Pilonidal Disease
What is pilonidal disease?
Pilonidal disease is a rather common condition involving the skin and the subcutaneous tissue of the natal cleft. Its twice as common in men than women, with a peak age onset at twenties.
Causes of pilonidal disease?
The contemporary belief is that the passage of hair into the subcutaneous tissues of the natal cleft triggers the disease process via mechanisms of friction, boring of hair shafts and local trauma. A chronic inflammatory process ensues with a foreign body reaction developing secondary to the presence of hair.
Risk factors for pilonidal disease
Risk factors include male gender, obesity, sedentary occupation (e.g. seated fr > 6h per day), family history, deep natal cleft with poor hygiene and hirsutism.

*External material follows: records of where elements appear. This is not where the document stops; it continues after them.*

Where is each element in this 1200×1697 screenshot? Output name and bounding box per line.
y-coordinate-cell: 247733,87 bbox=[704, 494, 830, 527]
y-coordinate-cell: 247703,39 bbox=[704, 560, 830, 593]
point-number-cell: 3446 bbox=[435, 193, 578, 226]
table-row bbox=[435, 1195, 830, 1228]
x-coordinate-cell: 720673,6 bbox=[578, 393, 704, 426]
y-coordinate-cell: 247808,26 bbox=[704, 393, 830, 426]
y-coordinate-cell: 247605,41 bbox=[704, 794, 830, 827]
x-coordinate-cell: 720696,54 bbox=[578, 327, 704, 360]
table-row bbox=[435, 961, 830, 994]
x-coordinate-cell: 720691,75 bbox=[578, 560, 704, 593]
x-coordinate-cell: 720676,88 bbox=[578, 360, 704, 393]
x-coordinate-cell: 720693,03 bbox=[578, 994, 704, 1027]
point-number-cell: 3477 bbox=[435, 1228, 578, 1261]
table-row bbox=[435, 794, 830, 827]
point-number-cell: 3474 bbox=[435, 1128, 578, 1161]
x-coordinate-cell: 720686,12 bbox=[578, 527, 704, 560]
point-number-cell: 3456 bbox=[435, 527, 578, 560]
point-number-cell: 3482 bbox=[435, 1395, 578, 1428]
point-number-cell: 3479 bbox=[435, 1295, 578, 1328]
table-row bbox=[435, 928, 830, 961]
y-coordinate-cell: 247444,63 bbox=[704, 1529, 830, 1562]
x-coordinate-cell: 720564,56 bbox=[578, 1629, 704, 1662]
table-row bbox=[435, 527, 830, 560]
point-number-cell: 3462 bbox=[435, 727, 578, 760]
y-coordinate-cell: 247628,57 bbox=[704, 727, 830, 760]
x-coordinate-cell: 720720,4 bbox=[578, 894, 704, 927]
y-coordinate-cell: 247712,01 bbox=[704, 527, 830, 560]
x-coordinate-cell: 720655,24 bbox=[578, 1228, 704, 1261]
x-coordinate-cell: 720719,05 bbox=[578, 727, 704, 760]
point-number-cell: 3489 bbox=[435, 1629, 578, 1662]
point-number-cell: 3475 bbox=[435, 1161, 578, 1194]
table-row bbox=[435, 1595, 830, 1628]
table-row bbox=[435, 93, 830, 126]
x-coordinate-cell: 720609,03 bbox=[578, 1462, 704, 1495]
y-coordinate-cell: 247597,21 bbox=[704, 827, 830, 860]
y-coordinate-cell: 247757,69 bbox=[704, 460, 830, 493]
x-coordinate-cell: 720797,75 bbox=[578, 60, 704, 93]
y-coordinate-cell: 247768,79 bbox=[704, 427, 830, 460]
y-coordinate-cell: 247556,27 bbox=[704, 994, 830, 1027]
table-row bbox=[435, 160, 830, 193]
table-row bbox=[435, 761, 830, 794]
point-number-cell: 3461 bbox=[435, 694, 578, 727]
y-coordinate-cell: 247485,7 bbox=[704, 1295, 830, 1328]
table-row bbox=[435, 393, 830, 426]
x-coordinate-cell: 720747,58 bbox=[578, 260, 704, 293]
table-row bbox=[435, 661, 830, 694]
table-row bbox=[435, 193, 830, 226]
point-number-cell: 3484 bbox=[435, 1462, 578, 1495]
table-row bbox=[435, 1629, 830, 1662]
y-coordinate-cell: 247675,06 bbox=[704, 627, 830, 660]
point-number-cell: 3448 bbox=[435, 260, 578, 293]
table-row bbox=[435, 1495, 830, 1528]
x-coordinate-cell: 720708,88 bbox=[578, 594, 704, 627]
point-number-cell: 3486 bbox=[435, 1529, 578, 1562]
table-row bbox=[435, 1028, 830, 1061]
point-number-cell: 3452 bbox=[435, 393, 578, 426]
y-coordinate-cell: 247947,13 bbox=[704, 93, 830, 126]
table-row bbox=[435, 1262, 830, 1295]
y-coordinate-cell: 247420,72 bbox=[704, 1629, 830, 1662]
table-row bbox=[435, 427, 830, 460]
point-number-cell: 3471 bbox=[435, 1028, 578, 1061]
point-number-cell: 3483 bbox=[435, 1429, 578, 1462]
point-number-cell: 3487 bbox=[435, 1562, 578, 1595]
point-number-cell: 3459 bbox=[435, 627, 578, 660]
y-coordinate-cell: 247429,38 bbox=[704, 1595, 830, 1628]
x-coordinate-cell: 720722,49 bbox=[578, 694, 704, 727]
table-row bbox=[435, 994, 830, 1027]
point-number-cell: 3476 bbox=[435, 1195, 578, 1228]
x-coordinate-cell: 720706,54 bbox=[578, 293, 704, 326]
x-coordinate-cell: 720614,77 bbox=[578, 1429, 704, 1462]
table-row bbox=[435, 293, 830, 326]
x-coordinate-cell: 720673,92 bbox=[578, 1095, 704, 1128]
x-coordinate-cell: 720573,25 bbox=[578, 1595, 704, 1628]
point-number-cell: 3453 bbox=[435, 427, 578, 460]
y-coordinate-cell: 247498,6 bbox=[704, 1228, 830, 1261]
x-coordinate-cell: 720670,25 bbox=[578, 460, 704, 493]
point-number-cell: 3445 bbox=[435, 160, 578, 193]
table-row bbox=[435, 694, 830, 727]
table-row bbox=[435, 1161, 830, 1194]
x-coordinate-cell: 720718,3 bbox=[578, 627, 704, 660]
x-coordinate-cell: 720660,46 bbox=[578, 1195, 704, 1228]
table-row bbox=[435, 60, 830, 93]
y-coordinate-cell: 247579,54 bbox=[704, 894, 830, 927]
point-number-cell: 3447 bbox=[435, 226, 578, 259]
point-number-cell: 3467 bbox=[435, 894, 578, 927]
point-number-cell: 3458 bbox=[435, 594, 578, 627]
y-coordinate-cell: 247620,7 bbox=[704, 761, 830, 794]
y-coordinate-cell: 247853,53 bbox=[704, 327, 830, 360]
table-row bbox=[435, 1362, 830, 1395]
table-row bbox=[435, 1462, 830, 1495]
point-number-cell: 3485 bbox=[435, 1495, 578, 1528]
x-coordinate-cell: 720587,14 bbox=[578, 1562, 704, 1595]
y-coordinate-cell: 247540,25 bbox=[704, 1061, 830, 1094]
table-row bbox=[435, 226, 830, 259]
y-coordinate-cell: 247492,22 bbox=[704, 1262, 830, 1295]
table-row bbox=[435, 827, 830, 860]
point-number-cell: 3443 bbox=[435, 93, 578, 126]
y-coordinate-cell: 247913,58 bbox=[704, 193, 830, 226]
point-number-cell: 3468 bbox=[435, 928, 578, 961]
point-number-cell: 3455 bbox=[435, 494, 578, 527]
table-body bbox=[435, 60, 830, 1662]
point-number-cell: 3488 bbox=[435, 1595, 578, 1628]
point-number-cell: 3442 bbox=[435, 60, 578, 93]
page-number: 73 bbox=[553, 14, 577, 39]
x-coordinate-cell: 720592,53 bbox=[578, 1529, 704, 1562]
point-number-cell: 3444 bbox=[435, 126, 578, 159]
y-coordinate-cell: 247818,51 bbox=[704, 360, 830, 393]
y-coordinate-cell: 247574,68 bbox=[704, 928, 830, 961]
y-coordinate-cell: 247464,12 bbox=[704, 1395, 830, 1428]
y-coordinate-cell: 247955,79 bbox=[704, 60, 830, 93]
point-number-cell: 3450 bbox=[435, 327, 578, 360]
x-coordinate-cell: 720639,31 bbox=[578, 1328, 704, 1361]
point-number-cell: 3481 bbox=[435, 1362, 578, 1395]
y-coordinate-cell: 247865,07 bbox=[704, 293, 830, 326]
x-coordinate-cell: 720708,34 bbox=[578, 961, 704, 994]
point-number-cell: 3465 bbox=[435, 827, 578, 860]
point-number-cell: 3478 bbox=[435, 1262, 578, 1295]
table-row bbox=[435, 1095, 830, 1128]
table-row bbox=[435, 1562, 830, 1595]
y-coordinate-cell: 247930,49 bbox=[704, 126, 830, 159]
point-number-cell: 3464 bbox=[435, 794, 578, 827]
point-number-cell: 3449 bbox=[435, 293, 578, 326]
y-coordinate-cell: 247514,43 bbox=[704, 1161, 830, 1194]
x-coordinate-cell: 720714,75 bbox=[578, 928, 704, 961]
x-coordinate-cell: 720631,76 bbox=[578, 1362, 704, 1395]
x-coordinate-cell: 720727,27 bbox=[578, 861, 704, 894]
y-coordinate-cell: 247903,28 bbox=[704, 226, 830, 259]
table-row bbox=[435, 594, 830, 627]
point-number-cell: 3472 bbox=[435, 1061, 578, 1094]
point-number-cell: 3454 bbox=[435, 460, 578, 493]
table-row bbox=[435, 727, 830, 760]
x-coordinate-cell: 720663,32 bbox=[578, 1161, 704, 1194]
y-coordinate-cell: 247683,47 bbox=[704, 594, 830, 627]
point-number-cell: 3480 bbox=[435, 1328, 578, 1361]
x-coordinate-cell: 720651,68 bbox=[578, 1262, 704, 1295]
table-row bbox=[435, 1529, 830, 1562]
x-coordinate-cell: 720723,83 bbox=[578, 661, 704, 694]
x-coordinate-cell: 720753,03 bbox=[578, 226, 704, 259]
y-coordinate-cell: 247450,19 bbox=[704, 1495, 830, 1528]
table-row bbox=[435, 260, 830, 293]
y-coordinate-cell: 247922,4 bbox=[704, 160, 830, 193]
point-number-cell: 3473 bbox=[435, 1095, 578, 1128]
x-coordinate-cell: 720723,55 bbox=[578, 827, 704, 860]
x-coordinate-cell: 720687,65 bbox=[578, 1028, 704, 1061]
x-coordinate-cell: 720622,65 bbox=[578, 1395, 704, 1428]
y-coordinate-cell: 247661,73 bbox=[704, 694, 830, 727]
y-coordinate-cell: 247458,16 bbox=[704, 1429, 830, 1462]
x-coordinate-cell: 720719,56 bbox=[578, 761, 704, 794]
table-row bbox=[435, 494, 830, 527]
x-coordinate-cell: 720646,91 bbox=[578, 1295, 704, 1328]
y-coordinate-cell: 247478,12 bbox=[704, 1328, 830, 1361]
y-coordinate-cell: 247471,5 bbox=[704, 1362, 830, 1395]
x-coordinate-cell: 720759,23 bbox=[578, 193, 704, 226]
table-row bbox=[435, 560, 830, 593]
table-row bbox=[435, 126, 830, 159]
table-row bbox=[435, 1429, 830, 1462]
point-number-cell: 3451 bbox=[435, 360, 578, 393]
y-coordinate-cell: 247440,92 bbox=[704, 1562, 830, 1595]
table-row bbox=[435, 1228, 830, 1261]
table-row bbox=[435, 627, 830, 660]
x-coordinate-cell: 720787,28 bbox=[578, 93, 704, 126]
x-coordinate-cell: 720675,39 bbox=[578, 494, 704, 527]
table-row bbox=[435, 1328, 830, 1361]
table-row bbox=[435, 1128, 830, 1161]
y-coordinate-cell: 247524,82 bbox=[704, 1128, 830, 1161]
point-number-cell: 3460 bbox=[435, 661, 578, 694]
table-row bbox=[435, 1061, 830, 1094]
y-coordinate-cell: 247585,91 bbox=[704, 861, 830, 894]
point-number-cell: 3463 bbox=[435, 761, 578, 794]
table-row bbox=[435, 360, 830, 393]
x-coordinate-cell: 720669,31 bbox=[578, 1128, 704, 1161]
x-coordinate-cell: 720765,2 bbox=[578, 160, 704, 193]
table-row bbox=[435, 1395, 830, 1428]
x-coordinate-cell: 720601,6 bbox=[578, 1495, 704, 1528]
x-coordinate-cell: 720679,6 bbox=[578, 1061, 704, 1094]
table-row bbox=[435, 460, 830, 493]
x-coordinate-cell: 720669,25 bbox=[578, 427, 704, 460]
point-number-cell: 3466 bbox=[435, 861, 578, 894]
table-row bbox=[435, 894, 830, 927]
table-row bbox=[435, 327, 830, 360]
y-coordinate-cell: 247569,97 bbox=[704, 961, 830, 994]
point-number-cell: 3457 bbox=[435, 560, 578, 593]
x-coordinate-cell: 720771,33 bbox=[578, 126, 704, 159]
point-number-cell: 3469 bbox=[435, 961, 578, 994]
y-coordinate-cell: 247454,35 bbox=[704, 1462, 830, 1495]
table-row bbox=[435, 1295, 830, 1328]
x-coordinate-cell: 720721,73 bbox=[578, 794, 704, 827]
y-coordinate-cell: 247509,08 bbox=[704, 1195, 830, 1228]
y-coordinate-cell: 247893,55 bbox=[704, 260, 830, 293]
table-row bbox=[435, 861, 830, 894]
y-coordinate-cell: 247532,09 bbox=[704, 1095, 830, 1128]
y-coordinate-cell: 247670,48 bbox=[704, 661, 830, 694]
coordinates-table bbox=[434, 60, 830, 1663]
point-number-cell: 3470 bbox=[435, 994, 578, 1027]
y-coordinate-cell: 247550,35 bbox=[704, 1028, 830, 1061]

Symptoms of pilonidal disease
Clinical presentations are varied. Patients can present acutely with a superficial pilonidal abscess in the natal cleft, sub-acutely with recurrent infections, chronically with non-healing sinuses or symptomatically with a pilonidal cavity or pits.
Acute infections: fluctuant swelling in the natal cleft, with associated pain and redness
Chronic disease: sinus opening within the midline, hair may project from the opening, discharging blood or mucus-like fluid
How is pilonidal disease managed?
A consultation with your GP and subsequent referral to a colorectal surgeon will ensure that your symptoms are appropriately assessed and treated
The only definitive management of acute or chronic pilonidal disease is surgery
Conservative measures may include
Shaving or laser hair removal may be considered as first line therapy or in recurrent disease (should not be performed immediately post-operatively)
Weight loss
Improve perineal hygiene
Surgical management options for pilonidal disease:
Acute disease - Incision and drainage of abscess, removing granulation tissue, hair and debris to reduce recurrence rate. Leave pits alone. Treat with antibiotics if cellulitis is present.
Chronic / recurrent disease - Different approaches available. Decision for these approaches will be determined by the extent of disease, patient’s personal risk of infection or poor wound healing and surgeon’s expertise or preference
Minimally invasive - pit picking (usually in conjunction with abscess drainage), endoscopic treatment
Excision with secondary intention healing (open wound) - excision of disease but allow the wound to heal without closure. Wound care is resource intensive but it has relatively lower rate of wound infection when compared to primary closures
Excision with primary closure - excision of disease with preference for off-midline closure as it is associated with lower recurrence rates as compared to midline closures.
Excision with flap repair (e.g. Karydakis flap, Bascom cleft lip) - involves mobilising a flap across the midline, with excision of the skin, sinus tracts and midline pits, forming a lateralised wound. These techniques are associated with ~5% recurrence rate.